Equally, the technique Pam learns in book 1 where she splits herself between multiple machines becomes a thread here, but each split Pam begins to develop their own variant personality around the core Pam, and seeing these different shades of Pam try to work out how they rub along together and co-exist. It’s a great way of exploring the facets of Pam’s personality and all her neuroses and issues.
There’s always some slices of truth in humour, and this book opens a year after the end of Battlestar Suburbia, and life has continued. Machine culture has embraced filth as a response to the human cries for freedom, and the Machine government is busy riling the citizens up into febrile hatred to gain support for this war against humans. Pam tries to find human sympathists but is instead fighting an uphill battle against bombastic soundbites and populist sentiment. Fuji shows the other side of this, drafted into the front lines of the operation underneath battle-crazed Generals. It’s a clear parallel to much of the history of combat – leaders rushing troops out underprepared and with shoddy equipment, trying to push them over lines with the power of momentum rather than actual preparation and training.
Yeah, it’s a little near the knuckle, but McCrudden doesn’t linger too much on it, and instead uses it as catalyst for what comes next. He explores the nature of personhood, of right and wrong, and of leadership. What makes a strong leader, what makes a good leader? Where does your moral code stop and your duty to your nation begin? It’s also an interesting dynamic where for humans death is final, for machines it last as long as it takes to load your last backup into a new body. Machines wouldn’t even remember the trauma of their death. The risks are unequal between the sides, but so is the sanity, which is weighted in the other direction.
I’m not sure if this is the final book in a duology, or the second book in a series. I think there’s more to be explored in this world, but the ending to this book felt more final. It was a nice ending, and worked really well.
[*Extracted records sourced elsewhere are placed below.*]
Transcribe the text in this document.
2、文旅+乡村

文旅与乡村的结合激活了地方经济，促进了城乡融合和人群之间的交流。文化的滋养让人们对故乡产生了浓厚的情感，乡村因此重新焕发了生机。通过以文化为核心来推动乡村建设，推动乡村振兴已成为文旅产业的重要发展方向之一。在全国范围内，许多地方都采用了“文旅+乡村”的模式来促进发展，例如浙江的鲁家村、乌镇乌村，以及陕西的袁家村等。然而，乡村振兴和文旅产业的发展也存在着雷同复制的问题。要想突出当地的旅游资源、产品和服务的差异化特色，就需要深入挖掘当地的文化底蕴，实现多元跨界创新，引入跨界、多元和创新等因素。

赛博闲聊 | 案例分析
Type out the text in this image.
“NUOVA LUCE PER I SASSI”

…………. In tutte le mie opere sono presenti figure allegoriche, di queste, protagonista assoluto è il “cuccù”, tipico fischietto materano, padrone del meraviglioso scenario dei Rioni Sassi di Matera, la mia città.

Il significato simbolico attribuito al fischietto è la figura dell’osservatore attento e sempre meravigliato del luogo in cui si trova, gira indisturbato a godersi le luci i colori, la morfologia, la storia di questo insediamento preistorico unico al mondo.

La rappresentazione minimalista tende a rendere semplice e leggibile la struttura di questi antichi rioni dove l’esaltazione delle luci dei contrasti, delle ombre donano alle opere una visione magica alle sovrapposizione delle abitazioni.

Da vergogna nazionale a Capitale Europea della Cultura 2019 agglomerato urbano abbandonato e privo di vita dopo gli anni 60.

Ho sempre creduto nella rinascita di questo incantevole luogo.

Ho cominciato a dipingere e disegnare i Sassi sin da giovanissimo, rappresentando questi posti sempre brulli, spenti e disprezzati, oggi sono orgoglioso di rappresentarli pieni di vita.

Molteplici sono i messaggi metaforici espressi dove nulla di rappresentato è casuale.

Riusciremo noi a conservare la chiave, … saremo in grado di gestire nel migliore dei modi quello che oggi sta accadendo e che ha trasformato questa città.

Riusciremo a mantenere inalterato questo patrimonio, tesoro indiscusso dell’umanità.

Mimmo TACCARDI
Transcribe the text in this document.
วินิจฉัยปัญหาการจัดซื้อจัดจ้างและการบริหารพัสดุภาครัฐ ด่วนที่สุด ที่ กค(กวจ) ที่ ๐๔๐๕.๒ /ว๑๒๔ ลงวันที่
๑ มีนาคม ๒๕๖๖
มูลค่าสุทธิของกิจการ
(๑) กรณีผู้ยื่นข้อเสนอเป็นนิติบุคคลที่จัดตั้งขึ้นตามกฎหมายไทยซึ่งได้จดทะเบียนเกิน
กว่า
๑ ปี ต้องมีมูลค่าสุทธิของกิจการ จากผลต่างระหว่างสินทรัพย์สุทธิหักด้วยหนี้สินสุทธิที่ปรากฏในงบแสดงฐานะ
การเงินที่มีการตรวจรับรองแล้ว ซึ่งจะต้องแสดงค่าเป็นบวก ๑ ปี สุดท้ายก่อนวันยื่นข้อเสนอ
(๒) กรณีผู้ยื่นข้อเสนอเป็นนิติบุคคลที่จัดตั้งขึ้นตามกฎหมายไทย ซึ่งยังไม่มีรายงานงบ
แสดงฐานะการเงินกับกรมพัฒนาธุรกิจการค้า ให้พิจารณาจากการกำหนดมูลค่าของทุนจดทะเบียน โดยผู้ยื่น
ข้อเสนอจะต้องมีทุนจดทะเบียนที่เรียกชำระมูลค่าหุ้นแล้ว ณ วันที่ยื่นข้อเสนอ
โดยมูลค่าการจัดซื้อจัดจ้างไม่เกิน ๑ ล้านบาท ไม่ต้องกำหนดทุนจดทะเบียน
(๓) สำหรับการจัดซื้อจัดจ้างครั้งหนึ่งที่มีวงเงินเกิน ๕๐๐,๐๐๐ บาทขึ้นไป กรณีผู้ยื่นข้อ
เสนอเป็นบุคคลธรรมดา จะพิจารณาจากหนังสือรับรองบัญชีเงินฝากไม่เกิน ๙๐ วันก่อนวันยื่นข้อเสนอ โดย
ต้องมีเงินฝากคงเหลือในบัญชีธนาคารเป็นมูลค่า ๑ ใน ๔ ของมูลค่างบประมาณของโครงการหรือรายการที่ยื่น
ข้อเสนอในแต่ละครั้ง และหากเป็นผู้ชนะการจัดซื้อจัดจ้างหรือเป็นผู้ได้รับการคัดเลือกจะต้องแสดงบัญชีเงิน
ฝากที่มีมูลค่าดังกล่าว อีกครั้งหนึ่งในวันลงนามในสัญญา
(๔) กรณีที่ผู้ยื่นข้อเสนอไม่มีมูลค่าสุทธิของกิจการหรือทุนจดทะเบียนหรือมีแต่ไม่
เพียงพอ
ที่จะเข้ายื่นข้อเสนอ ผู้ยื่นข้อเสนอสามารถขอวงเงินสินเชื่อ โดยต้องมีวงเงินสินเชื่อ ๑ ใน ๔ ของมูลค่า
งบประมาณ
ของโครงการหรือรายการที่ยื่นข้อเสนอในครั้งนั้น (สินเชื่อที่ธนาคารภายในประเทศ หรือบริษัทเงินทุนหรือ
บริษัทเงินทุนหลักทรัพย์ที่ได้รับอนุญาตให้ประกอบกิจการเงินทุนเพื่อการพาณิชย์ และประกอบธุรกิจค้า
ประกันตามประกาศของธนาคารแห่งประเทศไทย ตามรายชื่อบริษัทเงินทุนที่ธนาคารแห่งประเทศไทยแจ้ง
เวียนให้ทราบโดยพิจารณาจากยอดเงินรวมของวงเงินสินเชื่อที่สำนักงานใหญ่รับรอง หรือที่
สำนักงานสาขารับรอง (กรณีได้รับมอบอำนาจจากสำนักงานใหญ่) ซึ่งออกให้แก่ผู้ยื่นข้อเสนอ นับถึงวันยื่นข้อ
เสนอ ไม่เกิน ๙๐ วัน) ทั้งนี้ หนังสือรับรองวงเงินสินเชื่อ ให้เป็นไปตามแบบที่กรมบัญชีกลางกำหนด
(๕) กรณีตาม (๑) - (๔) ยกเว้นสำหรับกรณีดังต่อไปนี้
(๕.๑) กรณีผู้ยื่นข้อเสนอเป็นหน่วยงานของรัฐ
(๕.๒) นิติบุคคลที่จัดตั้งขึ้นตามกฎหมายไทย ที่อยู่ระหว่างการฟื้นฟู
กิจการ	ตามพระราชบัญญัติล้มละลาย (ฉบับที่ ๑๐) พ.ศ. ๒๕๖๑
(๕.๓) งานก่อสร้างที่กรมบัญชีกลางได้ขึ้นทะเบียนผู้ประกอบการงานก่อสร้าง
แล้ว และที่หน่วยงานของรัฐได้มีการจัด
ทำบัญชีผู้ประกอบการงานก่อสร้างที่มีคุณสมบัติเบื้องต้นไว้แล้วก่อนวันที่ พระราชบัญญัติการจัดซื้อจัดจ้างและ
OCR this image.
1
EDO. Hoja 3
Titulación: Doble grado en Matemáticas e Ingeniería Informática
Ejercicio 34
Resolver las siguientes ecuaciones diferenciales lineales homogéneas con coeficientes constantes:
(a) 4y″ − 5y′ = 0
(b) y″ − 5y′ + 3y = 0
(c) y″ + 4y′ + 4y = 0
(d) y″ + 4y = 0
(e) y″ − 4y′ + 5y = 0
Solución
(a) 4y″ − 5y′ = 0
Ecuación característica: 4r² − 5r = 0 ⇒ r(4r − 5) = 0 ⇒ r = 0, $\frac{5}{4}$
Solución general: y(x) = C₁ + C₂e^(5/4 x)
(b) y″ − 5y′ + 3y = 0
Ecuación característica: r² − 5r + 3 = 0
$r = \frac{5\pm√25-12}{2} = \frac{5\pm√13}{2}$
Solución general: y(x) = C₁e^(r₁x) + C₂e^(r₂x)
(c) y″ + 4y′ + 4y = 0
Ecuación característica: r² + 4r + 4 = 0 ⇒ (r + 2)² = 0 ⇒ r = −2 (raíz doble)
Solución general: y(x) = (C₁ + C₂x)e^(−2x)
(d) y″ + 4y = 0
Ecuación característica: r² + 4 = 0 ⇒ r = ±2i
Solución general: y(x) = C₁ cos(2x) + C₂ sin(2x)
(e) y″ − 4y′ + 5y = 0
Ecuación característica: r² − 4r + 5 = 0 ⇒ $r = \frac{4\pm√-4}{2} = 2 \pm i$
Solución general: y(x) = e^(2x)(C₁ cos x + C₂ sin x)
I hope there is more, but if not I will be interested to see what else McCrudden has to offer.
- Continues in the same vein as Battlestar Suburbia but explores more nuances as the plot gives room for more personal introspection. McCrudden is kind to his protagonists, and treats them gently even as they are embedded in the humour.
- The puns in this are incredible, some more clearly broadcast than others, some slipped in with incredible nuance to surprise you. Every word and set up is carefully chosen, I get the impression that nothing here is an accident.
- There’s something refreshing about the mix of this cast – two mothers, four old ladies, and a man exploring his identity openly and vulnerably. McCrudden doesn’t really give us any traditional action heroes, or even antiheroes. He gives us normal people, voices of sanity, but with flaws and confusions of their own.
Rating: 5/5 – something feels very kind in this series, at its heart, even where it deals with violence and oppression. McCrudden knows people, I think, and it comes across.